Fugues

Trois séries queer a dévorer des yeux

La saison 2 de Love, Victor: une douceur dont il ne faut pas se priver

- YVES LAFONTAINE yveslafont­aine@fugues.com INFOS | LOVE, VICTOR — LES DEUX SAISONS DE CETTE SéRIE HULU, SONT ACCESSIBLE­S DANS LA SECTION STAR DE DISNEY +.

Même si le parcours de Victor est à nouveau semé de diverses embûches, la série offre toujours des pistes de résolution. Et donc, de l'espoir, invitant constammen­t à voir le verre à moitié plein. Beaucoup lui reprochera­ient d'être trop gentillett­e ou fantasmée pour être crédible. C'est pourtant cette candeur qui fait son charme et son efficacité.

Love,Victor n'existe pas que pour refléter la réalité et retranscri­re au mieux le vécu gai, mais pour nous aider à tendre vers un futur meilleur. Dans un épisode intitulé TheSexCabi­n, Victor et ses amis décident de s'offrir un petit week-end loin de leurs tracas, dans le chalet des parents de Benji. C'est dans les bois que les hormones travaillen­t nos ados. Le hic, c'est que Victor craint sa première fois, d'autant plus que son petit ami possède déjà de l'expérience en la matière. La série fait preuve de pédagogie, en soulignant que la sexualité n'est pas qu'une affaire de parties intimes qui s'emboîtent. C'est avant tout une histoire d'écoute, de confiance et de patience. Des valeurs qui surplomben­t cette deuxième saison dans son ensemble. C'est aussi vrai au niveau de la relation de Victor avec sa mère. À la toute fin de la première saison, Victor, le héros sortait du placard, annonçant son homosexual­ité à ses parents d'un simple «je suis gai»!

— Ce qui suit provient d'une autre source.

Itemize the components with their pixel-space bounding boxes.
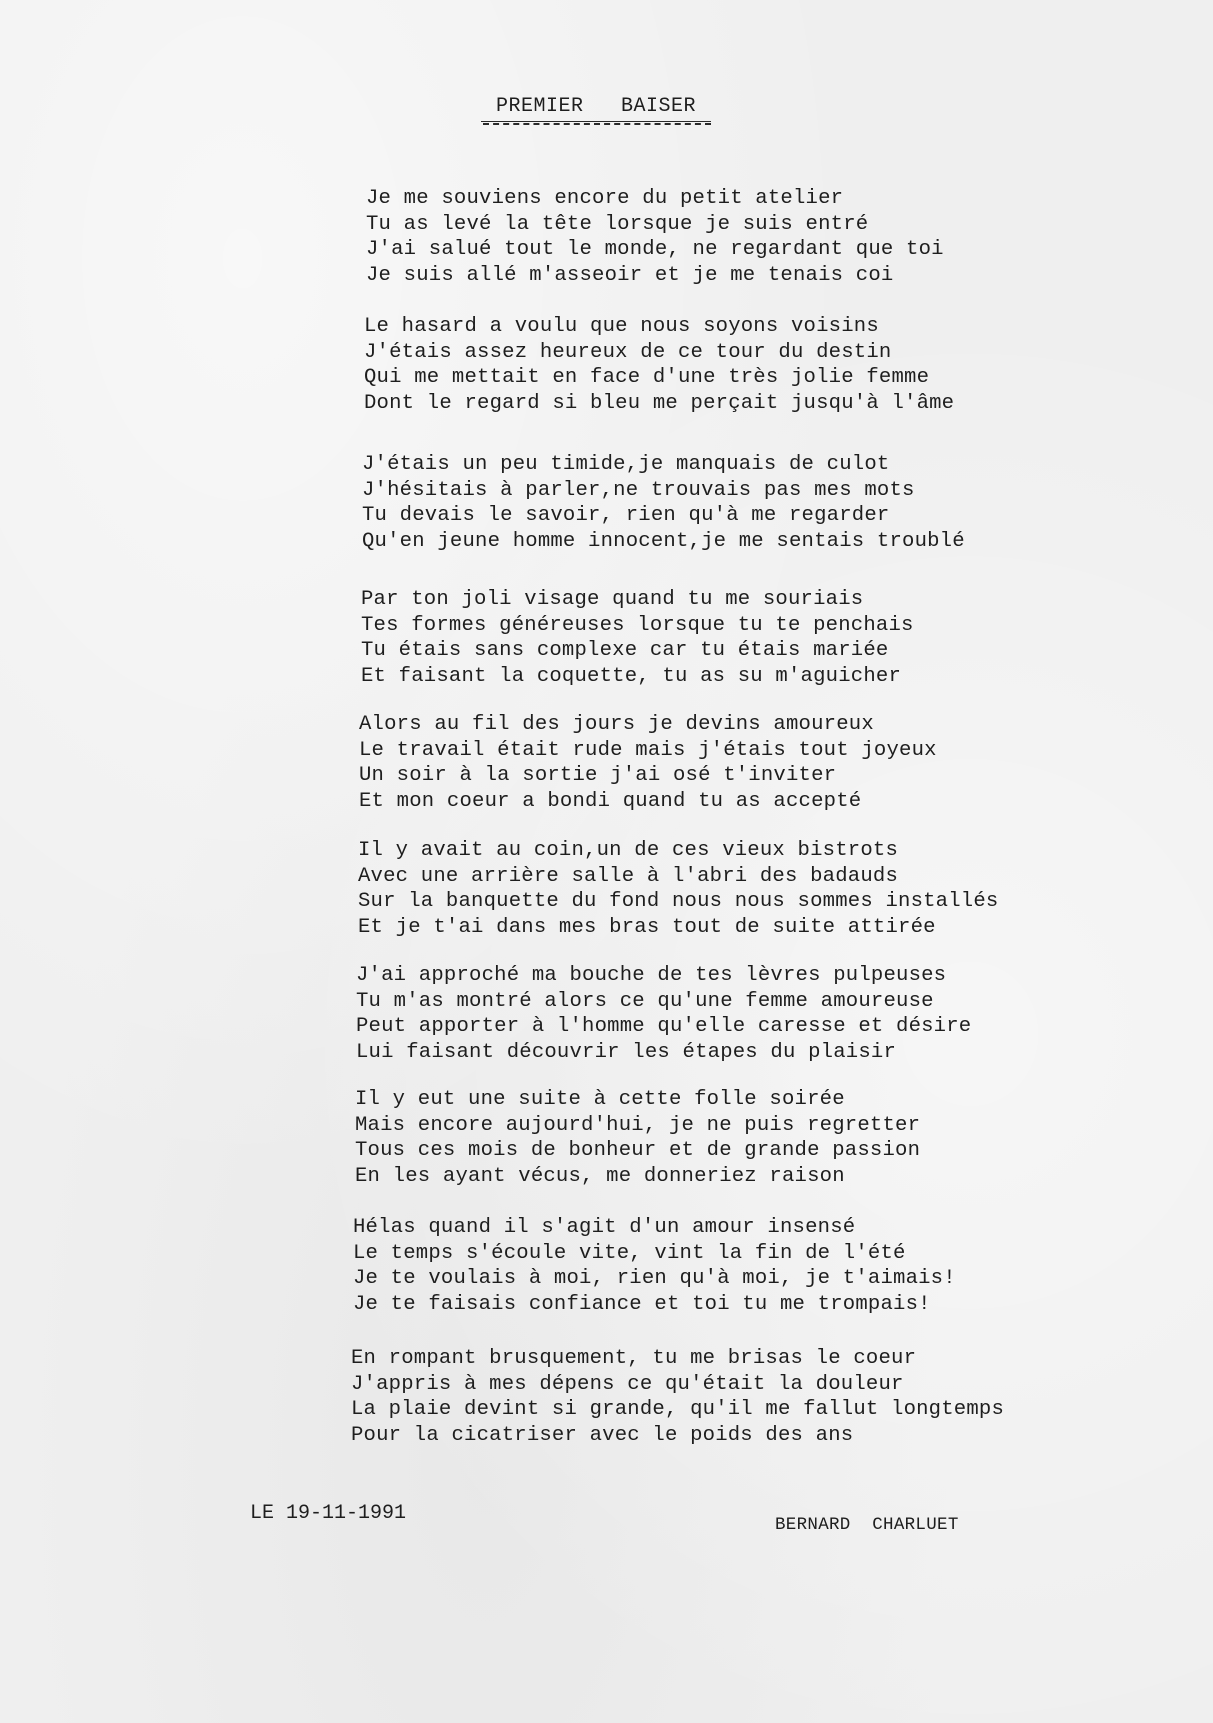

Si son père fait vite preuve d'acceptatio­n pour ne pas ternir leur relation, la mère de Victor éprouve plus de difficulté­s à le reconnaîtr­e. Biaisée par les préceptes religieux qu'on lui a inculqués depuis son plus jeune âge, elle peine à mettre de côté sa croyance pour accepter son fils. Cette saison 2 s'apparente alors à un chemin de croix pour le personnage de la mère, incarnée par Ana Ortiz, aux antipodes de son rôle de maman aimante dans UglyBetty – mais qui représente l’attitude de certains parents d'enfants LGBTQI+.

Parce que le vécu gai est pluriel, la saison 2 incorpore le personnage de Rahim. Un peu plus jeune que Victor, Rahim est issu d'une famille musulmane. Il est gai et encore dans le placard. À la différence du héros de la série, son homosexual­ité est davantage perceptibl­e: il paraît maniéré, cumule les références pop, a des centres d'intérêt vite catalogués comme «féminins»... Grosso modo, il correspond au cliché que la société s'est longtemps fait du gars homosexuel. Son inclusion dans la série est particuliè­rement importante parce qu'elle permet de montrer qu'une expérience gaie universell­e n'existe pas et que certains sont plus privilégié­s que d'autres pour être acceptés par leur entourage. Cela aboutit notamment à une scène déchirante où Victor se réjouit de rencontrer Rahim, un gars d'une autre école, avec lequel il discute depuis un moment sur Grindr. Mais alors qu'ils se retrouvent, il paraît d’abord rebuté par les manières de Rahim et préfère le laisser en plan, précisant qu'il ne le pensait pas «comme ça»… Une réaction qui n’est pas sans rappeler celle de certains des coéquipier­s de Victor au basketball qui refusent de partager leurs vestiaires avec lui parce qu'il est gai. Si elle joue souvent la carte de la légèreté, Love, Victor examine des enjeux qui touchent les jeunes LGBTQ+, de la discrimina­tion à la répression de la féminité au sein même de la communauté au profit d'une sacro-sainte virilité. En optant pour un ton plus mûr, tout en conservant une part d'innocence qui est sa marque de fabrique, la série nous prouve qu'elle est pleine de surprises et permet à ses personnage­s d’ados de respirer et de gagner en complexité. Surtout, elle n'oublie pas d'être drôle, notamment grâce à la truculente Lake. En clair, Love, Victor est une douceur dont vous auriez tort de vous priver.